A map tends to be read in parallel with the eye struggling to find an anchor and then figure out how to proceed. the secret with many good maps is to structure the work to help the eye and brain read as if the work was in serial (much like words on a page). By cleverly using structure you can make a complex pattern be easily read and digested. North arrows and scale bars? Absolutely no need on this type of map.
Artists and illustrators owe as much to cartography as cartography does to them. Here, Richard Edes Harrison’s double page spread in the May 1940 issue of Fortune Magazine shows the world as it exists for Standard Oil. The map owes much to earlier flow maps such as Charles Minard’s such as Export of British Coal map but as a magazine illustration the map-maker can apply a little more artistic license.
Known for his innovative cartographic solutions, Harrison developed a projection that suited the map’s needs. The maps are based on a warped azimuthal equidistant projection centred on the Poles which allows the northern hemisphere to appear at the visual centre. This approach places North America and the main flow lines of oil distribution central in the map layout. The projection gives space for Standard’s key production areas in Texas and Venezuela which supports the pictorial elements.
The map takes on the appearance of a drop of liquid and the overall layout is well supported by flags, drawn proportional to the dead-weight gross tonnage of the tanker fleet, and a well constructed legend in the top right. Text curves according to the projection which supports the overall design aesthetic.
One often forgets the amount of work that was required to prepare a map in centuries past and this example illustrates the craft of copper-engraving as a method by which maps were drawn. The copper plate was engraved as a mirror image to prepare for printing…and the craftsmanship was down to highly skilled engravers. The results were often highly illustrative.

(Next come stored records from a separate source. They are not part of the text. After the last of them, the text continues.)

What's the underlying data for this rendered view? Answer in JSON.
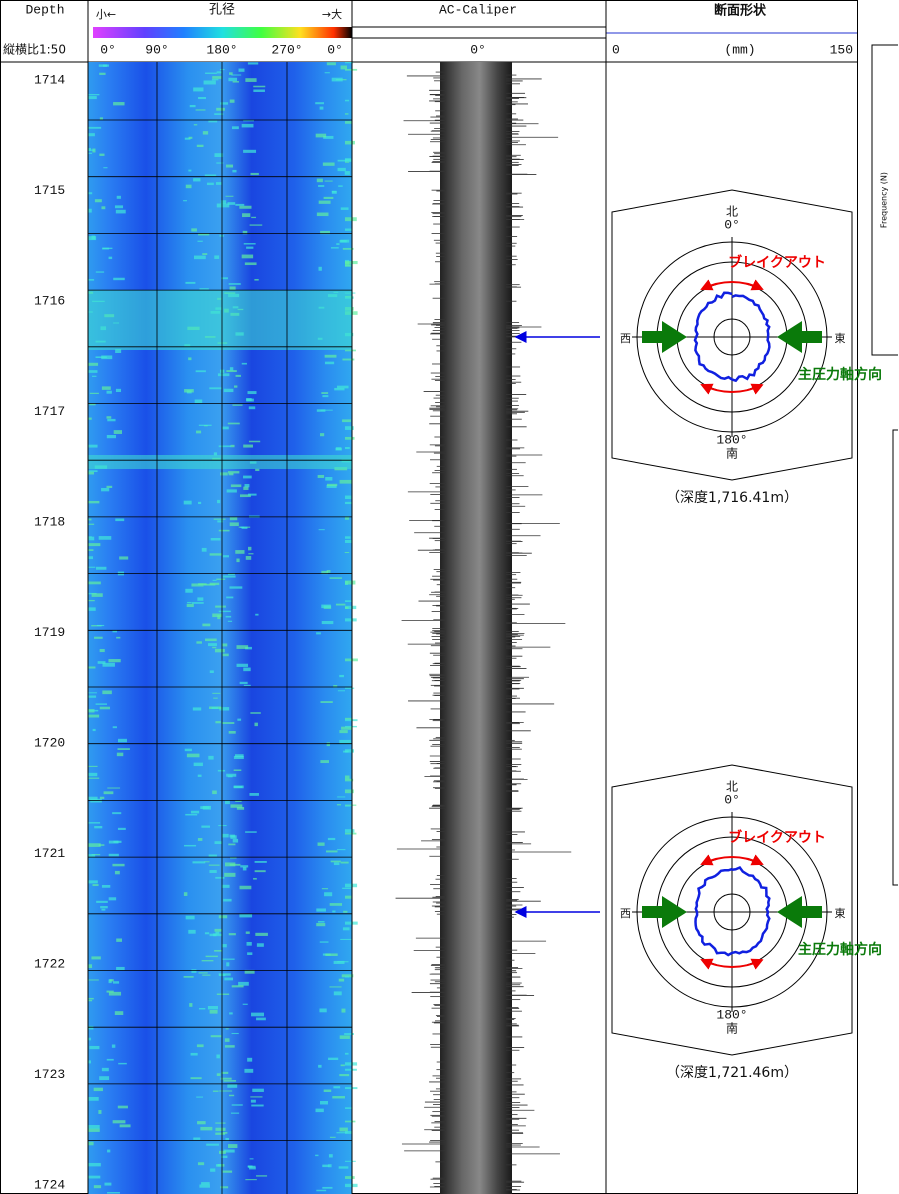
{
  "header": {
    "depth": "Depth",
    "scale": "縦横比1:50",
    "small": "小←",
    "diameter": "孔径",
    "large": "→大",
    "image_ticks": [
      "0°",
      "90°",
      "180°",
      "270°",
      "0°"
    ],
    "caliper": "AC-Caliper",
    "caliper_tick": "0°",
    "section": "断面形状",
    "section_ticks": [
      "0",
      "(mm)",
      "150"
    ]
  },
  "depths": [
    1714,
    1715,
    1716,
    1717,
    1718,
    1719,
    1720,
    1721,
    1722,
    1723,
    1724
  ],
  "sections": [
    {
      "north": "北",
      "north_deg": "0°",
      "breakout": "ブレイクアウト",
      "west": "西",
      "east": "東",
      "stress": "主圧力軸方向",
      "south_deg": "180°",
      "south": "南",
      "caption": "（深度1,716.41m）"
    },
    {
      "north": "北",
      "north_deg": "0°",
      "breakout": "ブレイクアウト",
      "west": "西",
      "east": "東",
      "stress": "主圧力軸方向",
      "south_deg": "180°",
      "south": "南",
      "caption": "（深度1,721.46m）"
    }
  ],
  "side_panel": {
    "axis_label": "Frequency (N)"
  }
}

Here, Johann Jakob Scheuchzer prepared a beautiful map of the landscape of Toggenburg district, St. Gallen Canton. It shows the location of major topographic features such as cities and towns but the map belies the continuous religious strife that engulfed the area in the fifteenth to eighteenth centuries. What it does do is present the mountains as an illusive and highly symbolic, almost mythical element of the natural landscape. The reasons for such a representation were to give a sense of place to the home of ‘dragon sightings’ catalogued extensively by Scheuchzer in the early 1700s.
The marriage of mythology and copper plate artistry creates a magical picture of the dramatic mountainscape.